New studies show that our brains receive scent messages from our noses that help us fall for that special someone.

Birds do it. Fish and mice do it. And to some degree, humans do it, too.

They pick their sexual partners by body odor.

In humans and other animals, each person’s natural scent is an expression of the genes that make up his or her immune system. Scientists have found people tend to prefer body odors of others with profiles that are different — but not too different — from their own.

From an evolutionary perspective, it makes sense: offspring with a variety of genes have a wider defense against disease.

Scientists have puzzled over how humans can detect the subtle chemical signals when we lack the super sensitive noses of other animals, such as dogs.
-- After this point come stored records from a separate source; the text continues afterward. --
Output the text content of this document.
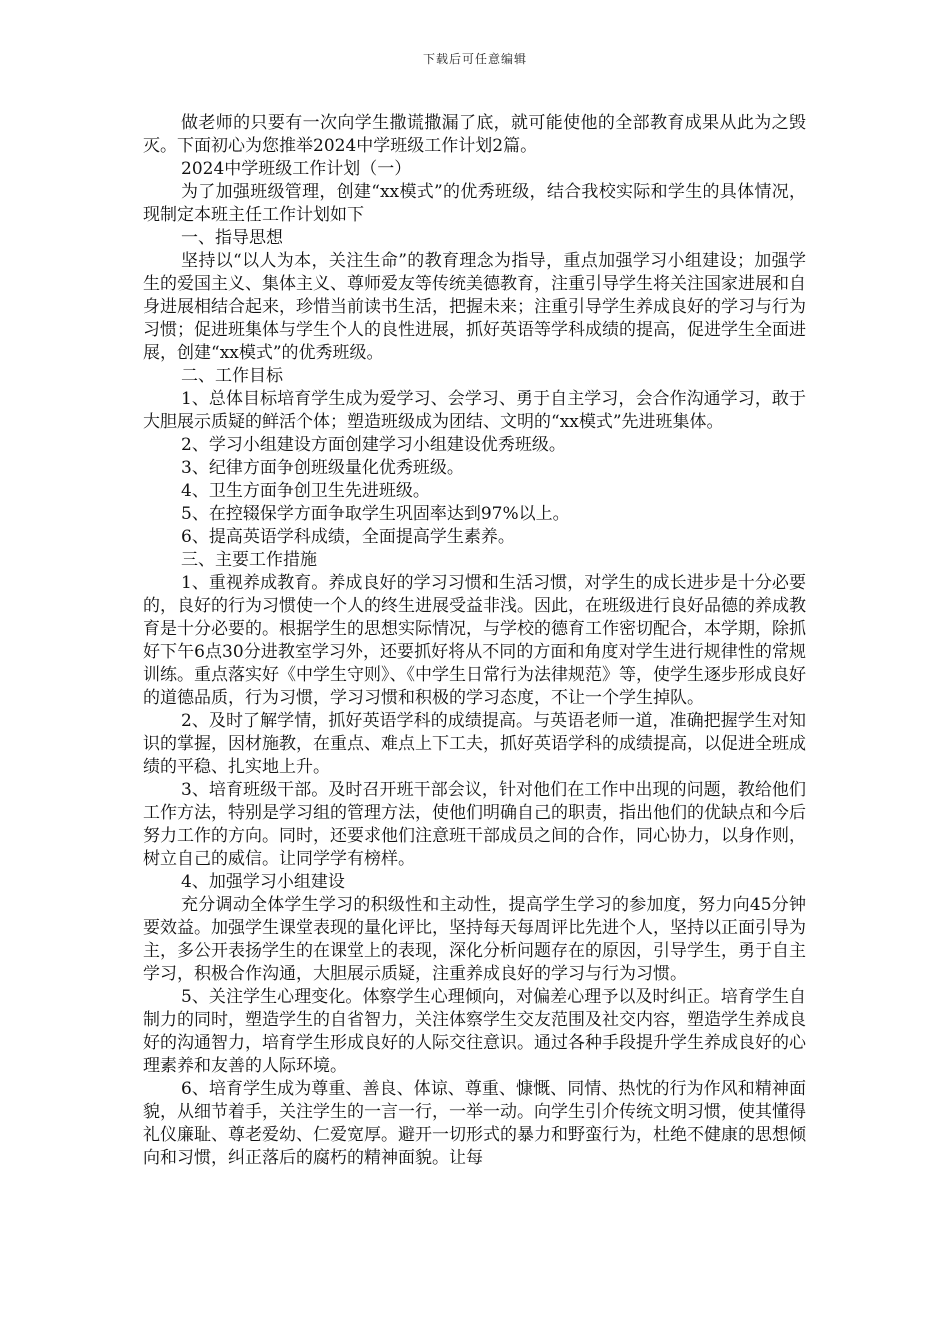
下载后可任意编辑

做老师的只要有一次向学生撒谎撒漏了底，就可能使他的全部教育成果从此为之毁灭。下面初心为您推举2024中学班级工作计划2篇。

2024中学班级工作计划（一）

为了加强班级管理，创建“xx模式”的优秀班级，结合我校实际和学生的具体情况，现制定本班主任工作计划如下

一、指导思想

坚持以“以人为本，关注生命”的教育理念为指导，重点加强学习小组建设；加强学生的爱国主义、集体主义、尊师爱友等传统美德教育，注重引导学生将关注国家进展和自身进展相结合起来，珍惜当前读书生活，把握未来；注重引导学生养成良好的学习与行为习惯；促进班集体与学生个人的良性进展，抓好英语等学科成绩的提高，促进学生全面进展，创建“xx模式”的优秀班级。

二、工作目标

1、总体目标培育学生成为爱学习、会学习、勇于自主学习，会合作沟通学习，敢于大胆展示质疑的鲜活个体；塑造班级成为团结、文明的“xx模式”先进班集体。

2、学习小组建设方面创建学习小组建设优秀班级。

3、纪律方面争创班级量化优秀班级。

4、卫生方面争创卫生先进班级。

5、在控辍保学方面争取学生巩固率达到97%以上。

6、提高英语学科成绩，全面提高学生素养。

三、主要工作措施

1、重视养成教育。养成良好的学习习惯和生活习惯，对学生的成长进步是十分必要的，良好的行为习惯使一个人的终生进展受益非浅。因此，在班级进行良好品德的养成教育是十分必要的。根据学生的思想实际情况，与学校的德育工作密切配合，本学期，除抓好下午6点30分进教室学习外，还要抓好将从不同的方面和角度对学生进行规律性的常规训练。重点落实好《中学生守则》、《中学生日常行为法律规范》等，使学生逐步形成良好的道德品质，行为习惯，学习习惯和积极的学习态度，不让一个学生掉队。

2、及时了解学情，抓好英语学科的成绩提高。与英语老师一道，准确把握学生对知识的掌握，因材施教，在重点、难点上下工夫，抓好英语学科的成绩提高，以促进全班成绩的平稳、扎实地上升。

3、培育班级干部。及时召开班干部会议，针对他们在工作中出现的问题，教给他们工作方法，特别是学习组的管理方法，使他们明确自己的职责，指出他们的优缺点和今后努力工作的方向。同时，还要求他们注意班干部成员之间的合作，同心协力，以身作则，树立自己的威信。让同学学有榜样。

4、加强学习小组建设

充分调动全体学生学习的积级性和主动性，提高学生学习的参加度，努力向45分钟要效益。加强学生课堂表现的量化评比，坚持每天每周评比先进个人，坚持以正面引导为主，多公开表扬学生的在课堂上的表现，深化分析问题存在的原因，引导学生，勇于自主学习，积极合作沟通，大胆展示质疑，注重养成良好的学习与行为习惯。

5、关注学生心理变化。体察学生心理倾向，对偏差心理予以及时纠正。培育学生自制力的同时，塑造学生的自省智力，关注体察学生交友范围及社交内容，塑造学生养成良好的沟通智力，培育学生形成良好的人际交往意识。通过各种手段提升学生养成良好的心理素养和友善的人际环境。

6、培育学生成为尊重、善良、体谅、尊重、慷慨、同情、热忱的行为作风和精神面貌，从细节着手，关注学生的一言一行，一举一动。向学生引介传统文明习惯，使其懂得礼仪廉耻、尊老爱幼、仁爱宽厚。避开一切形式的暴力和野蛮行为，杜绝不健康的思想倾向和习惯，纠正落后的腐朽的精神面貌。让每
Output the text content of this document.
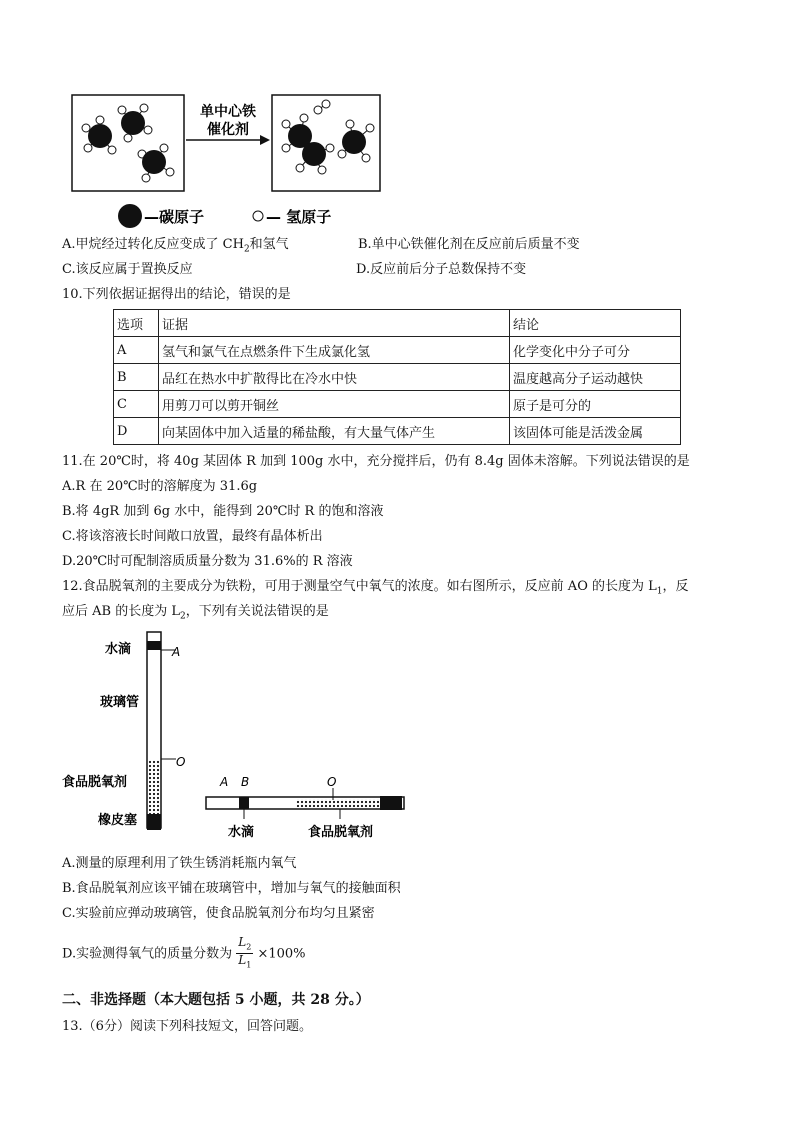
单中心铁
催化剂
—碳原子	— 氢原子
A.甲烷经过转化反应变成了 $CH_2$和氢气	B.单中心铁催化剂在反应前后质量不变
C.该反应属于置换反应	D.反应前后分子总数保持不变
10.下列依据证据得出的结论，错误的是
选项	证据	结论
A	氢气和氯气在点燃条件下生成氯化氢	化学变化中分子可分
B	品红在热水中扩散得比在冷水中快	温度越高分子运动越快
C	用剪刀可以剪开铜丝	原子是可分的
D	向某固体中加入适量的稀盐酸，有大量气体产生	该固体可能是活泼金属
11.在 20℃时，将 40g 某固体 R 加到 100g 水中，充分搅拌后，仍有 8.4g 固体未溶解。下列说法错误的是
A.R 在 20℃时的溶解度为 31.6g
B.将 4gR 加到 6g 水中，能得到 20℃时 R 的饱和溶液
C.将该溶液长时间敞口放置，最终有晶体析出
D.20℃时可配制溶质质量分数为 31.6%的 R 溶液
12.食品脱氧剂的主要成分为铁粉，可用于测量空气中氧气的浓度。如右图所示，反应前 AO 的长度为 $L_1$，反
应后 AB 的长度为 $L_2$，下列有关说法错误的是
水滴	A
玻璃管
O
食品脱氧剂
橡皮塞
A B	O
水滴	食品脱氧剂
A.测量的原理利用了铁生锈消耗瓶内氧气
B.食品脱氧剂应该平铺在玻璃管中，增加与氧气的接触面积
C.实验前应弹动玻璃管，使食品脱氧剂分布均匀且紧密
D.实验测得氧气的质量分数为 $\frac{L_2}{L_1} \times 100\%$
二、非选择题（本大题包括 5 小题，共 28 分。）
13.（6分）阅读下列科技短文，回答问题。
A new study by German researchers  shows that even without powerful noses, the problem-solving part of our brains receives these messages and registers the differences between our scent and that of others.  

Johan Lundstrom, a psychologist at Monell Chemical Senses Center in Philadelphia who was not involved in the study, said scientists have uncovered many fascinating ways that humans are affected by body odor.
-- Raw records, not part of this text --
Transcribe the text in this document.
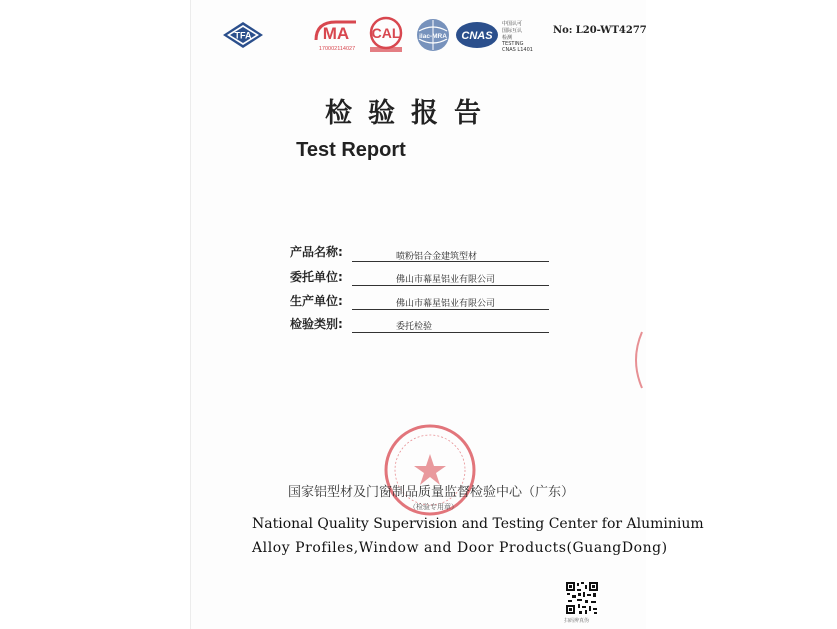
TFA	MA
170002114027
CAL	ilac-MRA CNAS
中国认可
国际互认
检测
TESTING
CNAS L1401
No: L20-WT4277
检验报告
Test Report
产品名称:	喷粉铝合金建筑型材
委托单位:	佛山市幕星铝业有限公司
生产单位:	佛山市幕星铝业有限公司
检验类别:	委托检验
国家铝型材及门窗制品质量监督检验中心（广东）
（检验专用章）
National Quality Supervision and Testing Center for Aluminium
Alloy Profiles,Window and Door Products(GuangDong)
扫码辨真伪
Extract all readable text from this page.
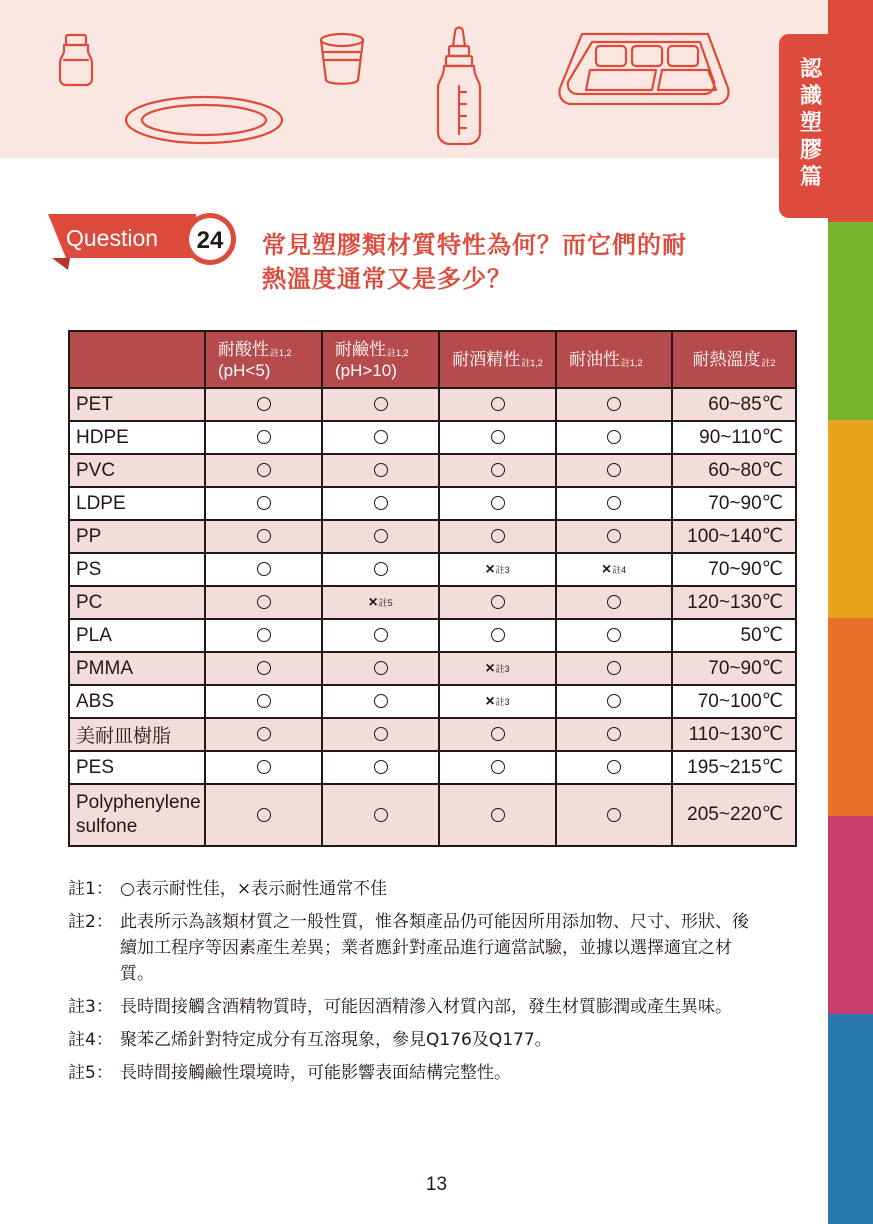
認
識
塑
膠
篇
Question 24 常見塑膠類材質特性為何？而它們的耐
熱溫度通常又是多少？
	耐酸性$^{註1,2}$
(pH<5)	耐鹼性$^{註1,2}$
(pH>10)	耐酒精性$^{註1,2}$	耐油性$^{註1,2}$	耐熱溫度$^{註2}$
PET					60~85℃
HDPE					90~110℃
PVC					60~80℃
LDPE					70~90℃
PP					100~140℃
PS			×$^{註3}$	×$^{註4}$	70~90℃
PC		×$^{註5}$			120~130℃
PLA					50℃
PMMA			×$^{註3}$		70~90℃
ABS			×$^{註3}$		70~100℃
美耐皿樹脂					110~130℃
PES					195~215℃
Polyphenylene
sulfone					205~220℃
註1： ○表示耐性佳，×表示耐性通常不佳
註2： 此表所示為該類材質之一般性質，惟各類產品仍可能因所用添加物、尺寸、形狀、後續加工程序等因素產生差異；業者應針對產品進行適當試驗，並據以選擇適宜之材質。
註3： 長時間接觸含酒精物質時，可能因酒精滲入材質內部，發生材質膨潤或產生異味。
註4： 聚苯乙烯針對特定成分有互溶現象，參見Q176及Q177。
註5： 長時間接觸鹼性環境時，可能影響表面結構完整性。
13
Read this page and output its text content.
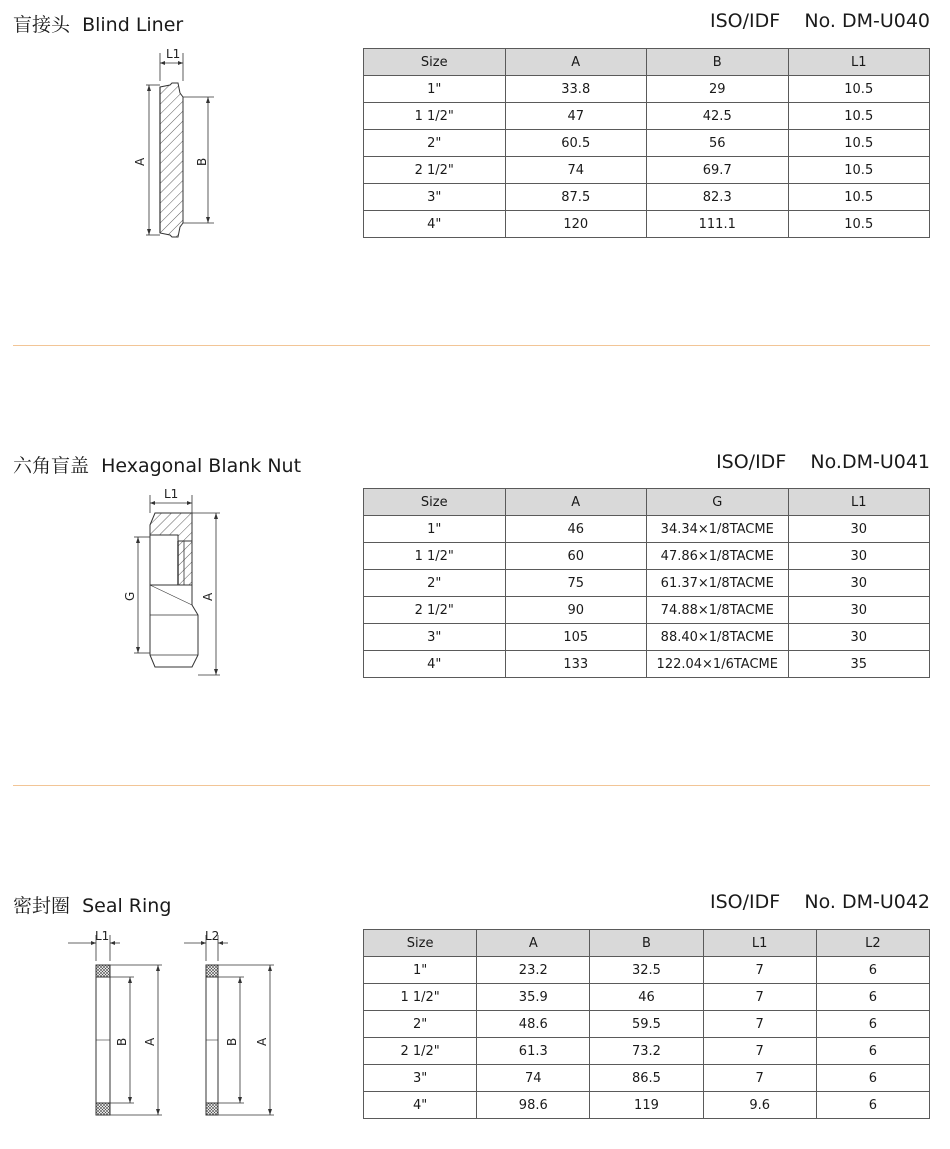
盲接头  Blind Liner	ISO/IDF    No. DM-U040
L1
A	B
Size	A	B	L1
1"	33.8	29	10.5
1 1/2"	47	42.5	10.5
2"	60.5	56	10.5
2 1/2"	74	69.7	10.5
3"	87.5	82.3	10.5
4"	120	111.1	10.5
六角盲盖  Hexagonal Blank Nut	ISO/IDF    No.DM-U041
L1
G	A
Size	A	G	L1
1"	46	34.34×1/8TACME	30
1 1/2"	60	47.86×1/8TACME	30
2"	75	61.37×1/8TACME	30
2 1/2"	90	74.88×1/8TACME	30
3"	105	88.40×1/8TACME	30
4"	133	122.04×1/6TACME	35
密封圈  Seal Ring	ISO/IDF    No. DM-U042
L1
B A
L2
B A
Size	A	B	L1	L2
1"	23.2	32.5	7	6
1 1/2"	35.9	46	7	6
2"	48.6	59.5	7	6
2 1/2"	61.3	73.2	7	6
3"	74	86.5	7	6
4"	98.6	119	9.6	6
Women are more sensitive and choosy when it comes to a potential partner’s odor. The scent of strangers can put one’s amygdala, the brain’s fear center, on alert to potential threats. One study that appeared in Nature found women are attracted to the familiar scent of their fathers. 

Lundstrom said that in his native Sweden, there’s a term that loosely translates to "ugly sexy" — the intense attraction one feels for another person that is unexplained on the surface.
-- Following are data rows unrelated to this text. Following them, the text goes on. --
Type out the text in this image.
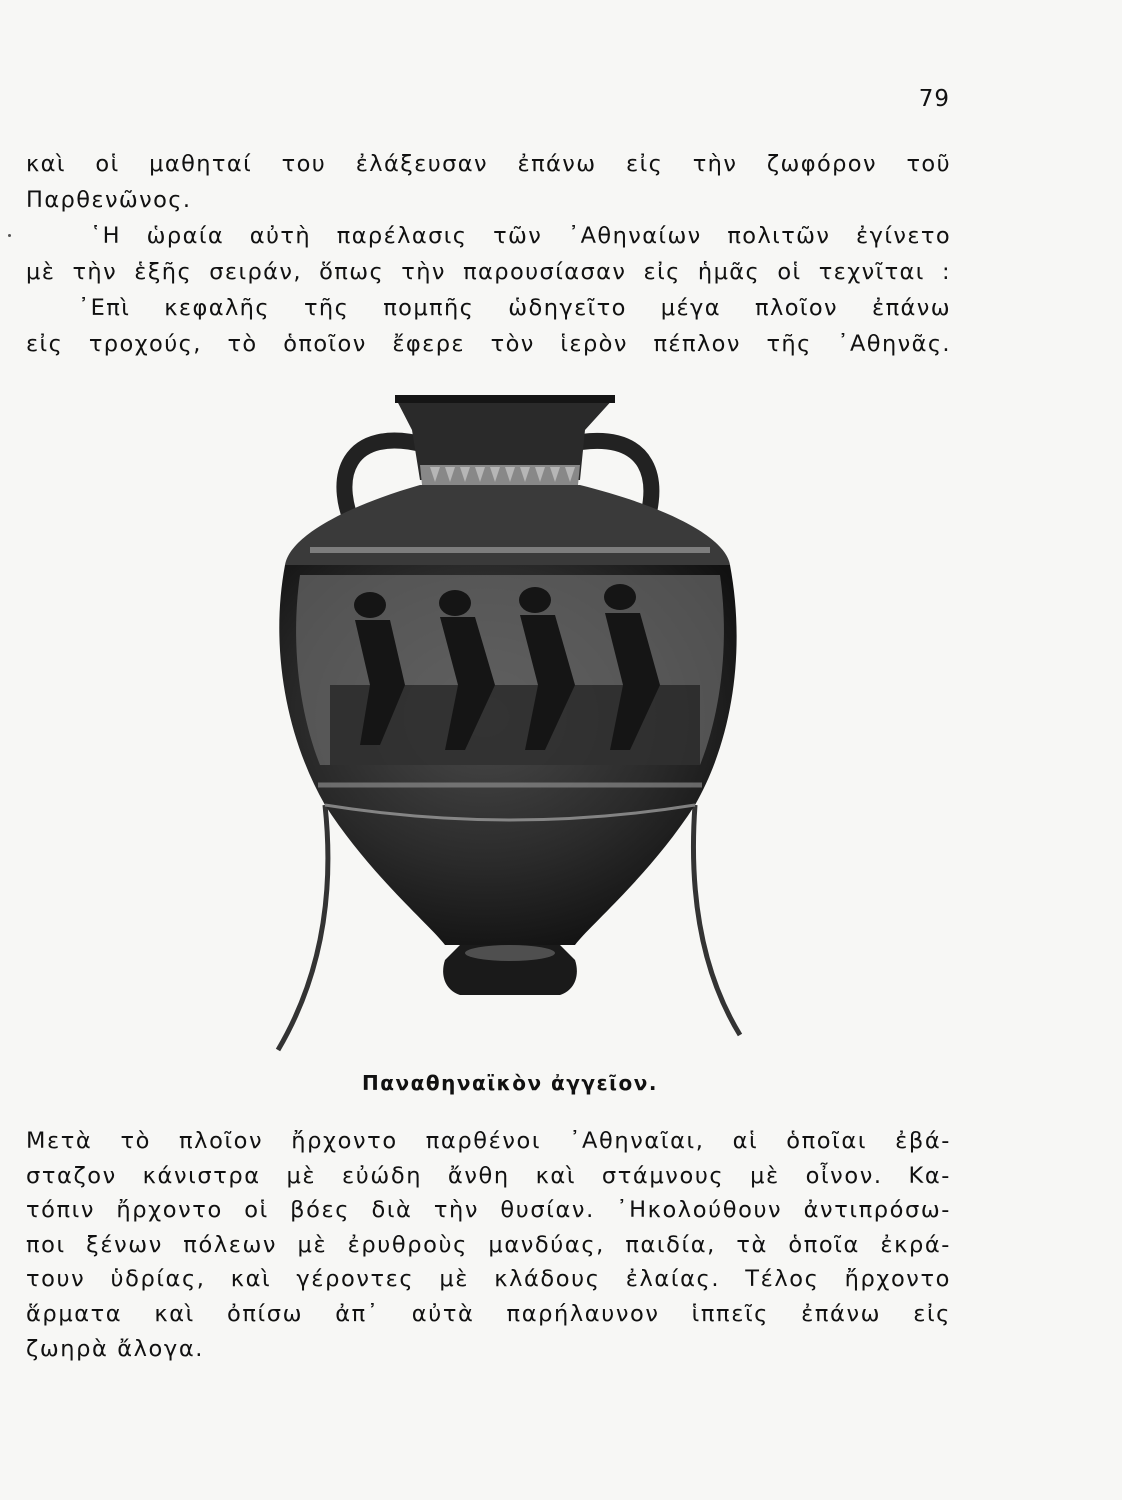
79
καὶ οἱ μαθηταί του ἐλάξευσαν ἐπάνω εἰς τὴν ζωφόρον τοῦ
Παρθενῶνος.
῾Η ὡραία αὐτὴ παρέλασις τῶν ᾿Αθηναίων πολιτῶν ἐγίνετο
μὲ τὴν ἑξῆς σειράν, ὅπως τὴν παρουσίασαν εἰς ἡμᾶς οἱ τεχνῖται :
᾿Επὶ κεφαλῆς τῆς πομπῆς ὡδηγεῖτο μέγα πλοῖον ἐπάνω
εἰς τροχούς, τὸ ὁποῖον ἔφερε τὸν ἱερὸν πέπλον τῆς ᾿Αθηνᾶς.
Παναθηναϊκὸν ἀγγεῖον.
Μετὰ τὸ πλοῖον ἤρχοντο παρθένοι ᾿Αθηναῖαι, αἱ ὁποῖαι ἐβά-
σταζον κάνιστρα μὲ εὐώδη ἄνθη καὶ στάμνους μὲ οἶνον. Κα-
τόπιν ἤρχοντο οἱ βόες διὰ τὴν θυσίαν. ᾿Ηκολούθουν ἀντιπρόσω-
ποι ξένων πόλεων μὲ ἐρυθροὺς μανδύας, παιδία, τὰ ὁποῖα ἐκρά-
τουν ὑδρίας, καὶ γέροντες μὲ κλάδους ἐλαίας. Τέλος ἤρχοντο
ἅρματα καὶ ὀπίσω ἀπ᾿ αὐτὰ παρήλαυνον ἱππεῖς ἐπάνω εἰς
ζωηρὰ ἄλογα.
"You might have a strange attraction to someone and have a biological fit with this person" when it comes to immune system compatibility, he said.

However, he says it would be silly to think that this attraction trumps other factors, such as personality. "The real question is whether their behavior is something you can imagine waking up next to years down the line."

Judith Prays, 26, a Los Angeles-based artist and event planner, says she started thinking about the role of scent after trying to find a match online but striking out. She started dating the friend of a friend.

“I was so into how he smelled,” she said “But had I seen his profile online, I never would have chosen it. He wasn’t much of a writer. He wasn’t witty.”

On a whim, she organized a “pheromone party in Brooklyn, N.Y. She put the word out to single friends, telling them to bring a T-shirt they’d slept in for three nights, mimicking the now classic experiment by a Swiss zoologist  that launched the study of human chemical signaling.

At the party, T-shirts would be placed in numbered plastic bags and participants would smell the shirts of the opposite sex. If they found a scent attractive, they had their picture taken with the shirt. The next day, the photos were posted online. Party-goers could then arrange to meet the person who had picked out their scent.

The idea of choosing romantic partners by smell has caught on because it’s intuitive, said Prays. So far she’s hosted five parties and fielded inquiries from online dating sites and reality television shows to expand the idea.

The party’s rubric attracts people who are secure about their bodies — participants RSVP with a photo of their armpit — and open to new experiences.

“It’s more art than anything,” she said. “It’s really just a way to get the party started.”